We are satisfied that there was no error in this case sufficient to warrant reversal of defendant's conviction.

Finally, defendant argues that his sentence is excessive and that it was improper for the judge to consider the aggravating factors set forth in N.J.S.A.2C:44-1(a)(1) (the nature and circumstances of the offense) and N.J.S.A.2C:44-1(a)(2) (the gravity and seriousness of the harm inflicted on the victim). Defendant claims the judge double-counted those factors because they were already included in the definition of first-degree robbery, which provides that during the commission of a theft, the actor "purposely inflicts or attempts to inflict serious bodily injury." N.J.S.A.2C:15-1(b).

Defendant's robbery conviction was a first-degree crime with a range of imprisonment between ten and twenty years. N.J.S.A.2C:43-6(a)(1). His aggravated assault conviction was a second-degree crime with a range of imprisonment between five and ten years. N.J.S.A.2C:43-6(a)(2). "In determining the appropriate sentence to impose within the range, judges first must identify any relevant aggravating and mitigating factors set forth in N.J.S.A.2C:44-1(a) and (b) that apply to the case." State v. Case, ____ N.J.____, ____(2014) (slip op. at 25) (citing State v. Fuentes, 217 N.J.57, 72 (2014)).

When calculating the length of a sentence, "factors invoked by the Legislature to establish the degree of the crime should not be double counted." State v. Miller, 108 N.J. 112, 122 (1987). If elements of a crime could be considered as aggravating factors, it would erode "the basis for the gradation of offenses and the distinction between elements and aggravating circumstances." State v. Kromphold, 162 N.J. 345, 353 (2000).

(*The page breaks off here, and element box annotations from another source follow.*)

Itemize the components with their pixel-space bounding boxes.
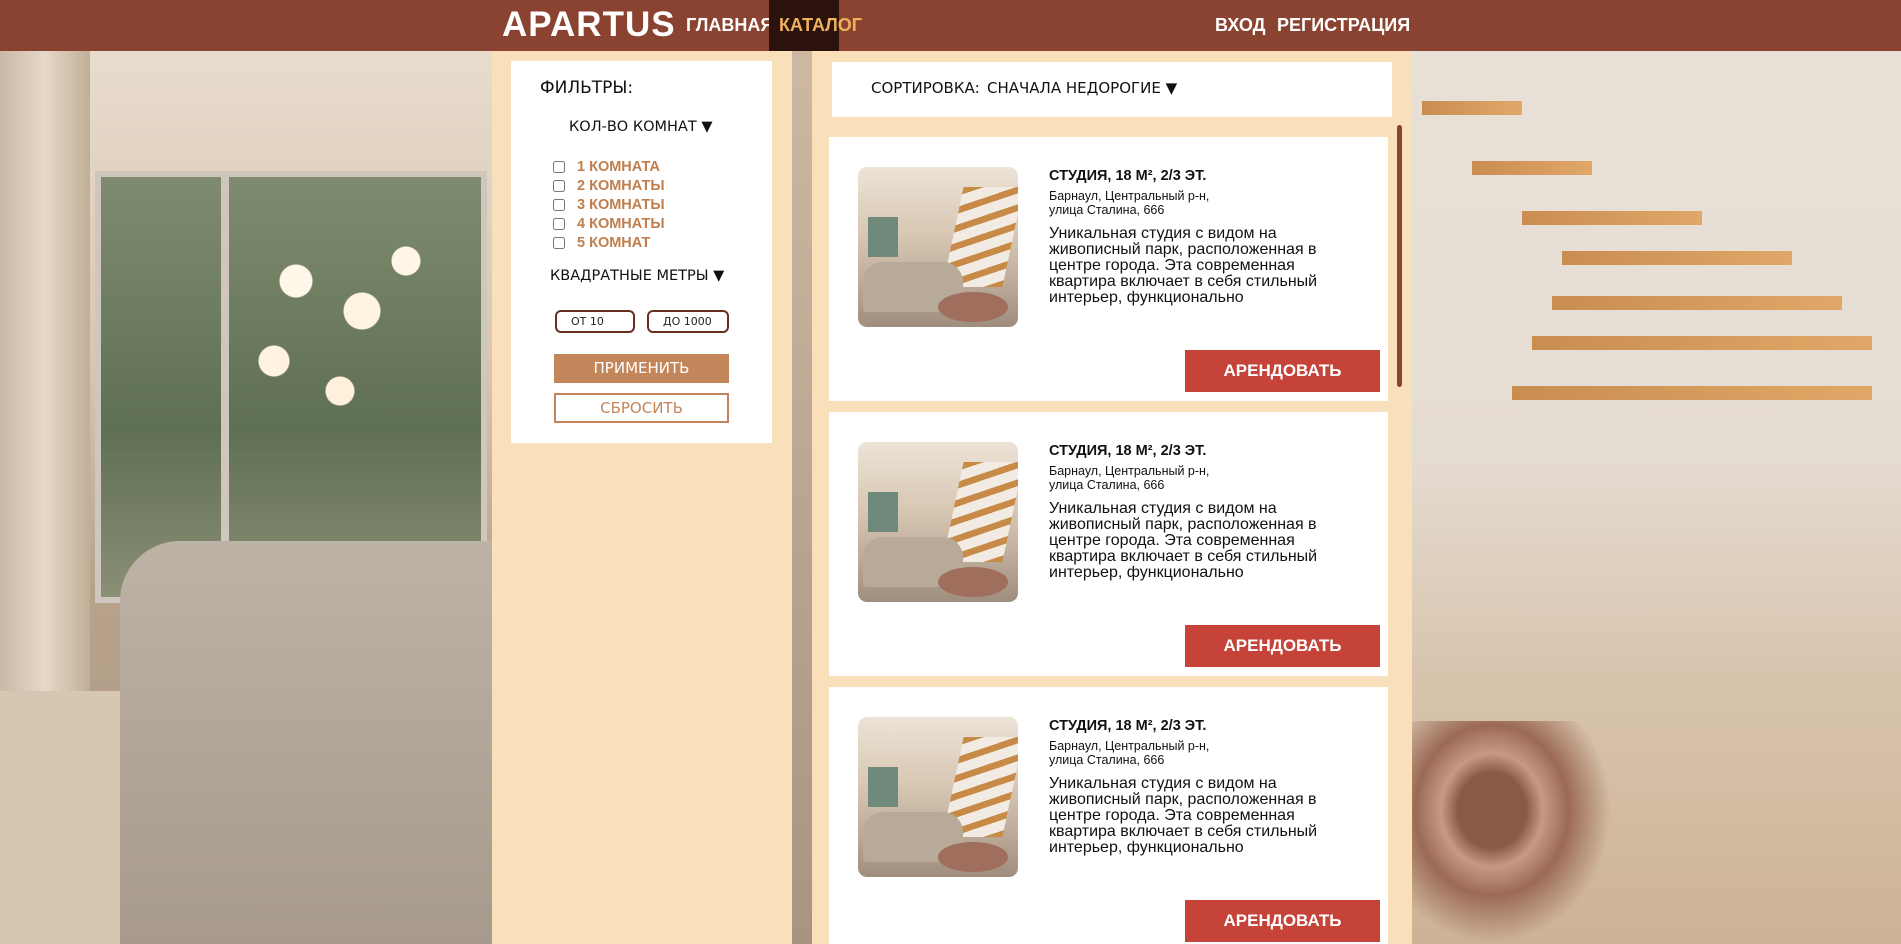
apply-filters-button[interactable]: ПРИМЕНИТЬ xyxy=(554,354,729,383)
rent-button[interactable]: АРЕНДОВАТЬ xyxy=(1185,350,1380,392)
room-option-2[interactable]: 2 КОМНАТЫ xyxy=(553,176,665,195)
nav-link-catalog[interactable]: КАТАЛОГ xyxy=(769,0,862,51)
site-logo[interactable]: APARTUS xyxy=(502,4,676,46)
area-to-input[interactable]: ДО 1000 xyxy=(647,310,729,333)
filters-title: ФИЛЬТРЫ: xyxy=(540,78,634,98)
listing-title: СТУДИЯ, 18 М², 2/3 ЭТ. xyxy=(1049,168,1207,184)
listing-description: Уникальная студия с видом на живописный … xyxy=(1049,776,1333,856)
listing-description: Уникальная студия с видом на живописный … xyxy=(1049,226,1333,306)
room-option-4[interactable]: 4 КОМНАТЫ xyxy=(553,214,665,233)
rooms-filter-toggle[interactable]: КОЛ-ВО КОМНАТ ▼ xyxy=(569,119,712,135)
sort-bar: СОРТИРОВКА: СНАЧАЛА НЕДОРОГИЕ ▼ xyxy=(832,62,1392,117)
room-option-3[interactable]: 3 КОМНАТЫ xyxy=(553,195,665,214)
room-option-1[interactable]: 1 КОМНАТА xyxy=(553,157,665,176)
background-photo-living-room xyxy=(0,51,492,944)
listing-photo[interactable] xyxy=(858,167,1018,327)
listing-photo[interactable] xyxy=(858,717,1018,877)
nav-link-home[interactable]: ГЛАВНАЯ xyxy=(676,0,783,51)
background-photo-strip xyxy=(792,51,812,944)
listing-scrollbar[interactable] xyxy=(1397,125,1402,387)
area-from-input[interactable]: ОТ 10 xyxy=(555,310,635,333)
listing-card: СТУДИЯ, 18 М², 2/3 ЭТ. Барнаул, Централь… xyxy=(829,137,1388,401)
listing-title: СТУДИЯ, 18 М², 2/3 ЭТ. xyxy=(1049,718,1207,734)
rent-button[interactable]: АРЕНДОВАТЬ xyxy=(1185,625,1380,667)
top-navigation-bar: APARTUS ГЛАВНАЯ КАТАЛОГ ВХОД РЕГИСТРАЦИЯ xyxy=(0,0,1901,51)
listing-address: Барнаул, Центральный р-н, улица Сталина,… xyxy=(1049,464,1210,492)
room-checkbox-3[interactable] xyxy=(553,198,565,211)
rooms-checkbox-list: 1 КОМНАТА 2 КОМНАТЫ 3 КОМНАТЫ 4 КОМНАТЫ … xyxy=(553,157,665,252)
listing-address: Барнаул, Центральный р-н, улица Сталина,… xyxy=(1049,739,1210,767)
login-link[interactable]: ВХОД xyxy=(1205,0,1275,51)
sort-dropdown[interactable]: СНАЧАЛА НЕДОРОГИЕ ▼ xyxy=(987,79,1177,97)
reset-filters-button[interactable]: СБРОСИТЬ xyxy=(554,393,729,423)
area-filter-toggle[interactable]: КВАДРАТНЫЕ МЕТРЫ ▼ xyxy=(550,268,724,284)
listing-card: СТУДИЯ, 18 М², 2/3 ЭТ. Барнаул, Централь… xyxy=(829,687,1388,944)
filters-panel: ФИЛЬТРЫ: КОЛ-ВО КОМНАТ ▼ 1 КОМНАТА 2 КОМ… xyxy=(511,61,772,443)
background-photo-staircase xyxy=(1412,51,1901,944)
room-checkbox-2[interactable] xyxy=(553,179,565,192)
room-checkbox-4[interactable] xyxy=(553,217,565,230)
room-checkbox-5[interactable] xyxy=(553,236,565,249)
listing-card: СТУДИЯ, 18 М², 2/3 ЭТ. Барнаул, Централь… xyxy=(829,412,1388,676)
register-link[interactable]: РЕГИСТРАЦИЯ xyxy=(1267,0,1420,51)
room-option-5[interactable]: 5 КОМНАТ xyxy=(553,233,665,252)
room-checkbox-1[interactable] xyxy=(553,160,565,173)
listing-photo[interactable] xyxy=(858,442,1018,602)
listing-description: Уникальная студия с видом на живописный … xyxy=(1049,501,1333,581)
sort-label: СОРТИРОВКА: xyxy=(871,79,980,97)
listing-list[interactable]: СТУДИЯ, 18 М², 2/3 ЭТ. Барнаул, Централь… xyxy=(829,137,1389,944)
listing-address: Барнаул, Центральный р-н, улица Сталина,… xyxy=(1049,189,1210,217)
rent-button[interactable]: АРЕНДОВАТЬ xyxy=(1185,900,1380,942)
listing-title: СТУДИЯ, 18 М², 2/3 ЭТ. xyxy=(1049,443,1207,459)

Contrary to defendant's claim, the judge did not double-count the aggravating factors. In fact, the judge acknowledged that the factors are part of the elements of first-degree robbery and concluded that the sentence is justified without considering those two factors

I am hesitating between putting too much weight . . . on the nature and circumstances of the offense . . . and the gravity to the harm because . . . I also think that it's built into the fact that this went from a second-degree to a first-degree and a serious bodily injury. But I would be remiss if I didn't talk about something of the attack; so I consider it, but I don't give it a great deal . . . of weight. I think the maximum sentence under the code is justified without even considering those issues.

Instead, the judge took into consideration defendant's lengthy criminal history, which included nine prior indictable convictions, five parole violations, two violations of probation, and ten disorderly persons convictions.

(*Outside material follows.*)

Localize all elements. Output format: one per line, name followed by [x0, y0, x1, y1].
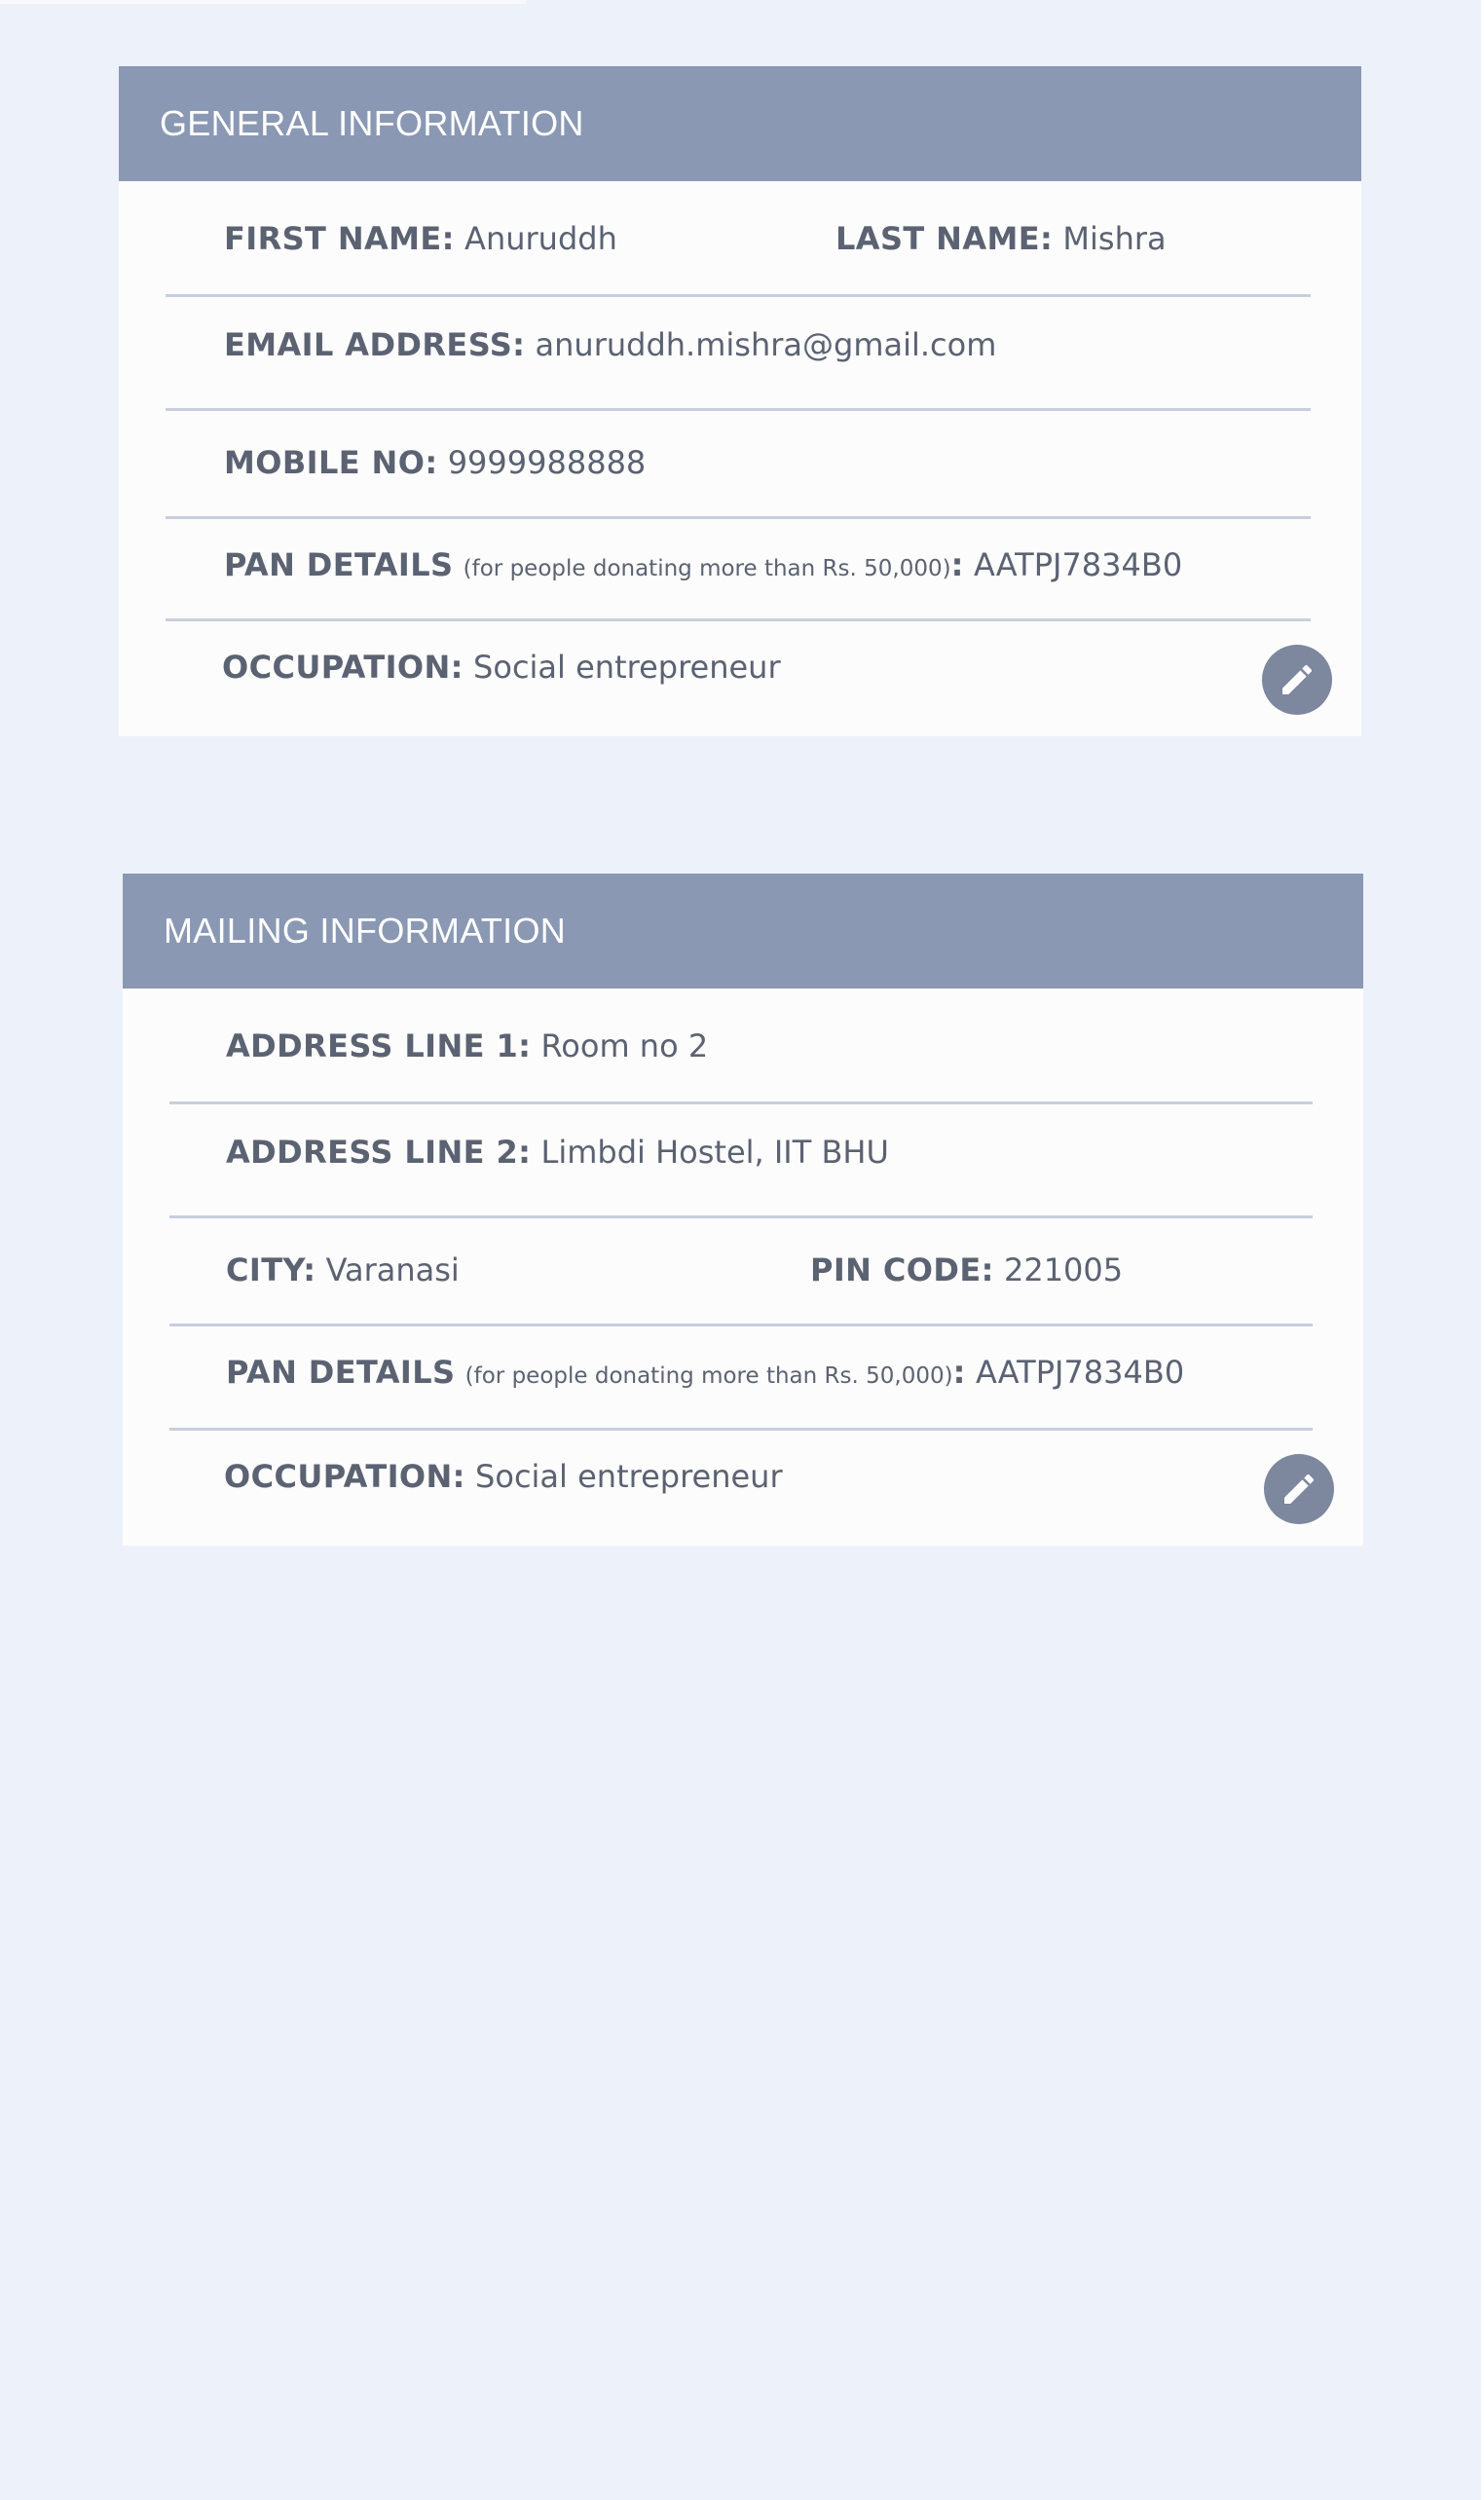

We are satisfied that the court engaged in a "qualitative analysis of the sentencing factors," as mandated by State v. Kruse, 105 N.J. 354, 363 (1987), and recently reaffirmed by Case, supra, slip op. at 33, when the judge concluded that the aggravating factors substantially outweighed the nonexistent mitigating factors. Defendant's sentence is not excessive.


1 We reject the State's request to ignore the issues that defendant did not raise in the trial court. Under Rule 2:10-2, this court may grant relief on appeal "in the interests of justice" based upon plain errors or omissions that were "clearly capable of producing an unjust result," even though such errors or omissions were not brought to the attention of the court below. See, e.g. State v. Macon, 57 N.J. 325, 337-41 (1971) (delineating the genesis and purposes of this rule); State v. Maloney, 216 N.J. 91, 104 (2013) (reaffirming and applying the rule).

2 Defendant indicates that this point was "partially raised below," because the trial court announced its intention to charge the jury on identification. We find nothing in the record to indicate that the judge intended to give an identification charge.